After my experience at the brick kiln, I came to believe there is a chance that the Grand Historian’s records might actually have some basis. Two thousand years ago China had brick-kiln artisans, it seems, who could discriminate extremely fine gradations in the color of fire; so might it not also be possible that astronomers of that era had trained their eyes to perceive extremely fine gradations of starlight?

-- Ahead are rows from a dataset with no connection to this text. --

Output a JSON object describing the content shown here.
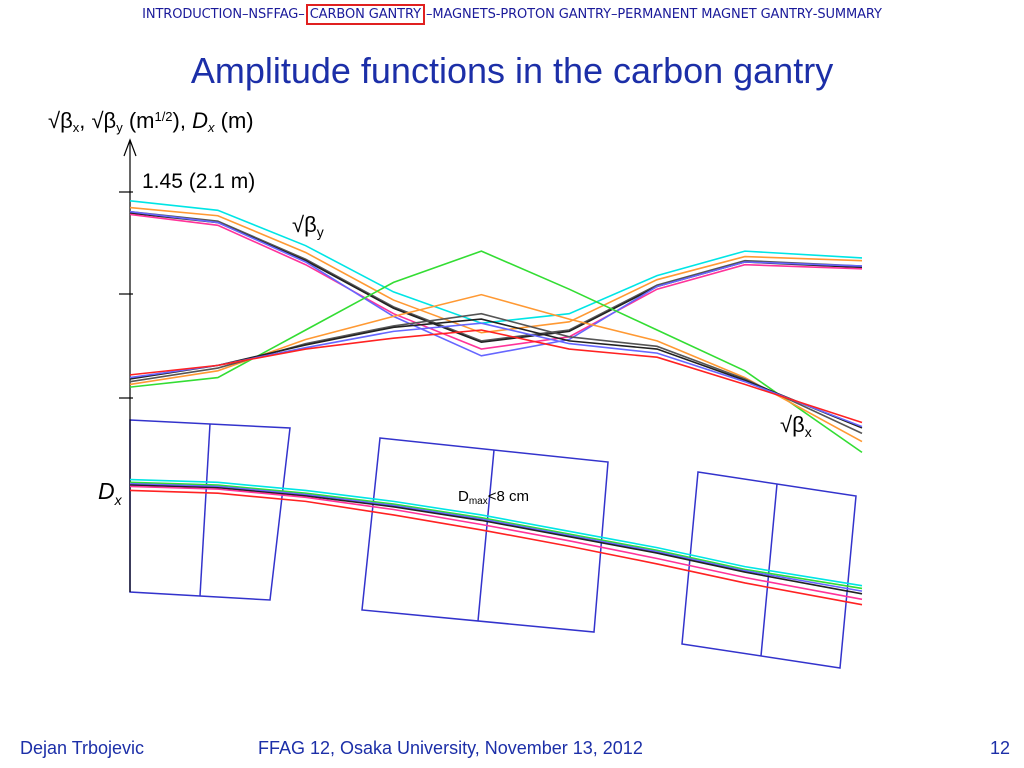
{
  "nav": {
    "items": [
      "INTRODUCTION",
      "NSFFAG",
      "CARBON GANTRY",
      "MAGNETS",
      "PROTON GANTRY",
      "PERMANENT MAGNET GANTRY",
      "SUMMARY"
    ],
    "separators": [
      " – ",
      " – ",
      " – ",
      " - ",
      " – ",
      " - "
    ],
    "active": "CARBON GANTRY",
    "active_border_color": "#e02020"
  },
  "title": "Amplitude functions in the carbon gantry",
  "ylabel": {
    "bx": "√β",
    "bx_sub": "x",
    "sep1": ", ",
    "by": "√β",
    "by_sub": "y",
    "unit_a": " (m",
    "unit_sup": "1/2",
    "unit_b": "), ",
    "dx": "D",
    "dx_sub": "x",
    "unit_c": " (m)"
  },
  "annotations": {
    "top_value": "1.45 (2.1 m)",
    "beta_y": "√β",
    "beta_y_sub": "y",
    "beta_x": "√β",
    "beta_x_sub": "x",
    "dx": "D",
    "dx_sub": "x",
    "dmax": "D",
    "dmax_sub": "max",
    "dmax_rest": "<8 cm"
  },
  "footer": {
    "author": "Dejan Trbojevic",
    "event": "FFAG 12, Osaka University, November 13, 2012",
    "page": "12"
  },
  "chart_data": {
    "type": "line",
    "title": "Amplitude functions in the carbon gantry",
    "ylabel": "√βx, √βy (m1/2), Dx (m)",
    "annotations": [
      "1.45 (2.1 m)",
      "√βy",
      "√βx",
      "Dx",
      "Dmax<8 cm"
    ],
    "x": [
      0,
      0.12,
      0.24,
      0.36,
      0.48,
      0.6,
      0.72,
      0.84,
      1.0
    ],
    "series_colors": [
      "#00e5e5",
      "#ff9933",
      "#222222",
      "#555555",
      "#ff3399",
      "#6666ff",
      "#33dd33",
      "#ff2222"
    ],
    "beta_group_top": [
      {
        "values": [
          1.45,
          1.38,
          1.12,
          0.78,
          0.55,
          0.62,
          0.9,
          1.08,
          1.03
        ]
      },
      {
        "values": [
          1.4,
          1.34,
          1.07,
          0.72,
          0.48,
          0.56,
          0.87,
          1.04,
          1.01
        ]
      },
      {
        "values": [
          1.37,
          1.3,
          1.02,
          0.67,
          0.42,
          0.5,
          0.83,
          1.01,
          0.97
        ]
      },
      {
        "values": [
          1.36,
          1.29,
          1.01,
          0.66,
          0.41,
          0.49,
          0.82,
          1.0,
          0.96
        ]
      },
      {
        "values": [
          1.35,
          1.27,
          0.98,
          0.62,
          0.36,
          0.45,
          0.8,
          0.98,
          0.95
        ]
      },
      {
        "values": [
          1.37,
          1.29,
          1.0,
          0.6,
          0.31,
          0.43,
          0.82,
          1.0,
          0.97
        ]
      }
    ],
    "beta_group_bottom": [
      {
        "values": [
          0.08,
          0.15,
          0.5,
          0.85,
          1.08,
          0.8,
          0.5,
          0.2,
          -0.4
        ]
      },
      {
        "values": [
          0.1,
          0.2,
          0.43,
          0.6,
          0.76,
          0.58,
          0.42,
          0.15,
          -0.32
        ]
      },
      {
        "values": [
          0.12,
          0.22,
          0.4,
          0.53,
          0.62,
          0.45,
          0.38,
          0.14,
          -0.26
        ]
      },
      {
        "values": [
          0.14,
          0.24,
          0.39,
          0.52,
          0.58,
          0.42,
          0.36,
          0.13,
          -0.22
        ]
      },
      {
        "values": [
          0.15,
          0.24,
          0.37,
          0.49,
          0.55,
          0.4,
          0.33,
          0.12,
          -0.21
        ]
      },
      {
        "values": [
          0.17,
          0.24,
          0.36,
          0.44,
          0.5,
          0.36,
          0.3,
          0.1,
          -0.18
        ]
      }
    ],
    "dispersion": [
      {
        "values": [
          -0.6,
          -0.62,
          -0.68,
          -0.76,
          -0.86,
          -0.98,
          -1.1,
          -1.24,
          -1.38
        ]
      },
      {
        "values": [
          -0.62,
          -0.64,
          -0.7,
          -0.78,
          -0.88,
          -1.0,
          -1.12,
          -1.26,
          -1.4
        ]
      },
      {
        "values": [
          -0.63,
          -0.65,
          -0.71,
          -0.79,
          -0.89,
          -1.01,
          -1.13,
          -1.27,
          -1.42
        ]
      },
      {
        "values": [
          -0.64,
          -0.66,
          -0.72,
          -0.8,
          -0.9,
          -1.02,
          -1.14,
          -1.28,
          -1.44
        ]
      },
      {
        "values": [
          -0.65,
          -0.67,
          -0.73,
          -0.82,
          -0.93,
          -1.05,
          -1.18,
          -1.32,
          -1.48
        ]
      },
      {
        "values": [
          -0.68,
          -0.7,
          -0.76,
          -0.86,
          -0.97,
          -1.09,
          -1.22,
          -1.36,
          -1.52
        ]
      }
    ],
    "magnet_outline_color": "#3333cc"
  }
}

But if Chinese astronomers ever did have this skill, it died out long ago. And it is not going to come back, because modern astronomers have no use for it. Spectroscopic analysis has exceeded, a thousand times over, what the best possible human eye could ever do. Today I feel a deep respect for that old kiln artisan who could see temperatures for himself, but I have no desire whatsoever to acquire his skill. A pyrometer could give me temperatures inside a kiln with much greater precision. During my work at the brick factory, I never went to the USTC physics lab to get a pyrometer, though. After all, we were being reformed. I just shoveled coal, as instructed.
In the dead of night, on my shift at the kiln, I stared into the fire and mused that human history itself might be something like a fire that constantly forges new things into being as it reduces old things to ashes. The extinction of traditional skills sometimes causes people who admire such skills to grieve, as if treasures have been lost forever, and as if today’s world depends on whether they can be retrieved. I didn’t think so, though. I felt, and still feel, that old skills do have archaeological value, but other than that, extinction is probably what ought to happen to them. The progress of humankind depends on retiring old technologies—and that means, in today’s world, trading in eye skills for pyrometers. This is why I did not want to learn eye skills, even while admiring the man who had them. If my refusal to learn eye skills nudges humanity a tiny bit forward, so much the better, I thought. Is this “cultural revolution”? Yes, I mused—and that is what the term really ought to mean.